The minimum entrance requirements are an upper second-class Bachelor’s degree from a UK university or an overseas equivalent and a strong aptitude for quantitative analysis. Applicants are likely to have studied a range of degrees including business, engineering, computer science, economics, and psychology.
We are aiming to prepare the next generation of “data native” leaders who are able to take data and transform it into a powerful strategic asset.
We would like to understand how the programme could help you achieve your career goals, and what skills will you will bring to the class.
When we assess your application we will be seeking to learn:
- Why you want to study Business Analytics at a postgraduate level;
- What particularly attracts you to this programme and to UCL;
- How your academic and professional background meets the demands of this challenging programme;
- What your post-degree aspirations are.
The personal statement is an opportunity to illustrate whether your reasons for applying to this programme match what the programme will deliver.
The 2023-24 fees are available online.
Course fees are administered by the Student Fees Office. For more information on fees and financial support, please visit: UCL Prospective Student – Fees and Funding page.

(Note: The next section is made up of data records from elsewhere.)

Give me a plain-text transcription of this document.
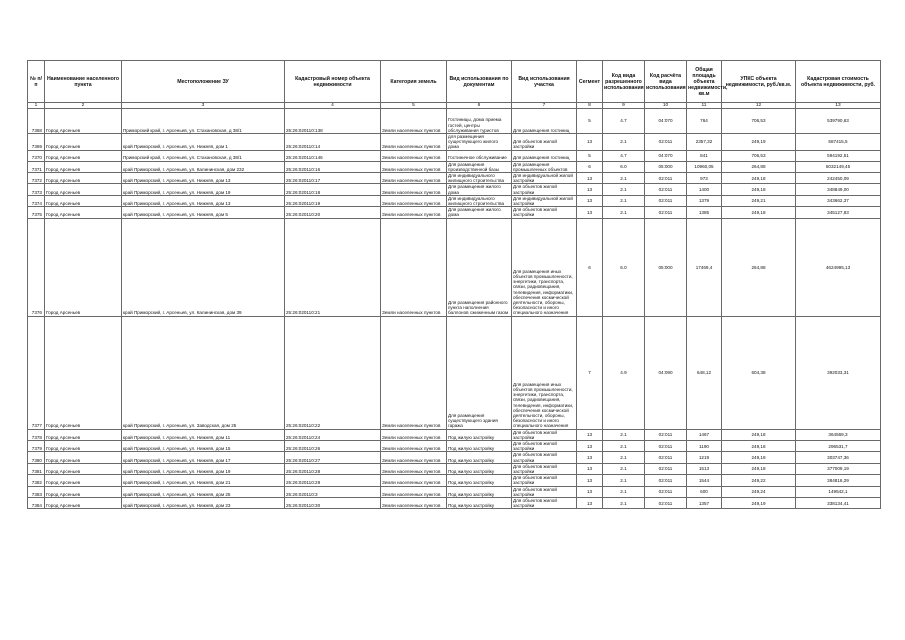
№ п/п	Наименование населенного пункта	Местоположение ЗУ	Кадастровый номер объекта недвижимости	Категория земель	Вид использования по документам	Вид использования участка	Сегмент	Код вида разрешенного использования	Код расчёта вида использования	Общая площадь объекта недвижимости, кв.м	УПКС объекта недвижимости, руб./кв.м.	Кадастровая стоимость объекта недвижимости, руб.
1	2	3	4	5	6	7	8	9	10	11	12	13
7368	Город Арсеньев	Приморский край, г. Арсеньев, ул. Стахановская, д 38/1	25:26:020110:138	Земли населенных пунктов	Гостиницы, дома приема гостей, центры обслуживания туристов	Для размещения гостиниц	5	4.7	04:070	764	706,53	539790,63
7369	Город Арсеньев	край Приморский, г. Арсеньев, ул. Нижняя, дом 1	25:26:020110:14	Земли населенных пунктов	для размещения существующего жилого дома	Для объектов жилой застройки	13	2.1	02:011	2357,32	249,19	587415,5
7370	Город Арсеньев	Приморский край, г. Арсеньев, ул. Стахановская, д 38/1	25:26:020110:146	Земли населенных пунктов	Гостиничное обслуживание	Для размещения гостиниц	5	4.7	04:070	841	706,53	594192,51
7371	Город Арсеньев	край Приморский, г. Арсеньев, ул. Калининская, дом 232	25:26:020110:16	Земли населенных пунктов	Для размещения производственной базы	Для размещения промышленных объектов	6	6.0	05:000	10960,05	264,88	5032149,45
7372	Город Арсеньев	край Приморский, г. Арсеньев, ул. Нижняя, дом 13	25:26:020110:17	Земли населенных пунктов	Для индивидуального жилищного строительства	Для индивидуальной жилой застройки	13	2.1	02:011	973	249,18	242450,09
7373	Город Арсеньев	край Приморский, г. Арсеньев, ул. Нижняя, дом 19	25:26:020110:18	Земли населенных пунктов	Для размещения жилого дома	Для объектов жилой застройки	13	2.1	02:011	1400	249,18	348849,00
7374	Город Арсеньев	край Приморский, г. Арсеньев, ул. Нижняя, дом 13	25:26:020110:19	Земли населенных пунктов	Для индивидуального жилищного строительства	Для индивидуальной жилой застройки	13	2.1	02:011	1379	249,21	343662,37
7375	Город Арсеньев	край Приморский, г. Арсеньев, ул. Нижняя, дом 5	25:26:020110:20	Земли населенных пунктов	Для размещения жилого дома	Для объектов жилой застройки	13	2.1	02:011	1385	249,18	345127,83
7376	Город Арсеньев	край Приморский, г. Арсеньев, ул. Калининская, дом 39	25:26:020110:21	Земли населенных пунктов	Для размещения районного пункта наполнения баллонов сжиженным газом	Для размещения иных объектов промышленности, энергетики, транспорта, связи, радиовещания, телевидения, информатики, обеспечения космической деятельности, обороны, безопасности и иного специального назначения	6	6.0	05:000	17469,4	264,88	4624995,13
7377	Город Арсеньев	край Приморский, г. Арсеньев, ул. Заводская, дом 25	25:26:020110:22	Земли населенных пунктов	Для размещения существующего здания гаража	Для размещения иных объектов промышленности, энергетики, транспорта, связи, радиовещания, телевидения, информатики, обеспечения космической деятельности, обороны, безопасности и иного специального назначения	7	4.9	04:090	648,12	604,38	392033,31
7378	Город Арсеньев	край Приморский, г. Арсеньев, ул. Нижняя, дом 11	25:26:020110:24	Земли населенных пунктов	Под жилую застройку	Для объектов жилой застройки	13	2.1	02:011	1467	249,18	364569,3
7379	Город Арсеньев	край Приморский, г. Арсеньев, ул. Нижняя, дом 15	25:26:020110:26	Земли населенных пунктов	Под жилую застройку	Для объектов жилой застройки	13	2.1	02:011	1190	249,18	296531,7
7380	Город Арсеньев	край Приморский, г. Арсеньев, ул. Нижняя, дом 17	25:26:020110:27	Земли населенных пунктов	Под жилую застройку	Для объектов жилой застройки	13	2.1	02:011	1219	249,18	303747,36
7381	Город Арсеньев	край Приморский, г. Арсеньев, ул. Нижняя, дом 19	25:26:020110:28	Земли населенных пунктов	Под жилую застройку	Для объектов жилой застройки	13	2.1	02:011	1513	249,18	377009,19
7382	Город Арсеньев	край Приморский, г. Арсеньев, ул. Нижняя, дом 21	25:26:020110:29	Земли населенных пунктов	Под жилую застройку	Для объектов жилой застройки	13	2.1	02:011	1544	249,22	384816,29
7383	Город Арсеньев	край Приморский, г. Арсеньев, ул. Нижняя, дом 25	25:26:020110:3	Земли населенных пунктов	Под жилую застройку	Для объектов жилой застройки	13	2.1	02:011	600	249,24	149542,1
7384	Город Арсеньев	край Приморский, г. Арсеньев, ул. Нижняя, дом 23	25:26:020110:30	Земли населенных пунктов	Под жилую застройку	Для объектов жилой застройки	13	2.1	02:011	1357	249,19	338134,41
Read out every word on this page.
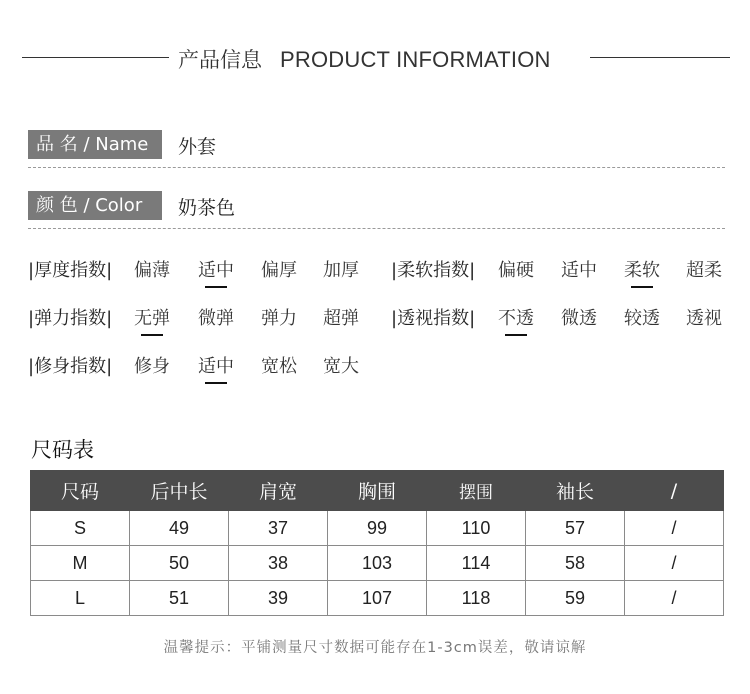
产品信息 PRODUCT INFORMATION
品 名 / Name	外套
颜 色 / Color	奶茶色
|厚度指数| 偏薄 适中 偏厚 加厚
|弹力指数| 无弹 微弹 弹力 超弹
|修身指数| 修身 适中 宽松 宽大
|柔软指数| 偏硬 适中 柔软 超柔
|透视指数| 不透 微透 较透 透视
尺码表
尺码	后中长	肩宽	胸围	摆围	袖长	/
S	49	37	99	110	57	/
M	50	38	103	114	58	/
L	51	39	107	118	59	/
温馨提示：平铺测量尺寸数据可能存在1-3cm误差，敬请谅解
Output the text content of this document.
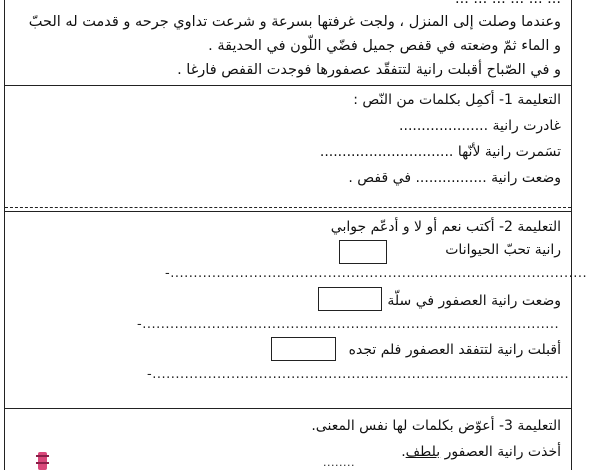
وعندما وصلت إلى المنزل ، ولجت غرفتها بسرعة و شرعت تداوي جرحه و قدمت له الحبّ
و الماء ثمّ وضعته في قفص جميل فضّي اللّون في الحديقة .
و في الصّباح أقبلت رانية لتتفقّد عصفورها فوجدت القفص فارغا .
التعليمة 1- أكمِل بكلمات من النّص :
غادرت رانية ....................
تسَمرت رانية لأنّها ..............................
وضعت رانية ................ في قفص .
التعليمة 2- أكتب نعم أو لا و أدعّم جوابي
رانية تحبّ الحيوانات
-..........................................................................................
وضعت رانية العصفور في سلّة
-..........................................................................................
أقبلت رانية لتتفقد العصفور فلم تجده
-..........................................................................................
التعليمة 3- أعوّض بكلمات لها نفس المعنى.
أخذت رانية العصفور بلطف.
........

Scholarships are available through UCL for all years of study. Competition for scholarships is fierce, however, and to stand a chance of being chosen you will need to show evidence of commitment and the potential for high achievement.
Application for scholarships and bursaries must be made either when confirming your place before the start of your studies.
We are looking for intellectually curious, self-motivated students who are passionate about business, technology and data.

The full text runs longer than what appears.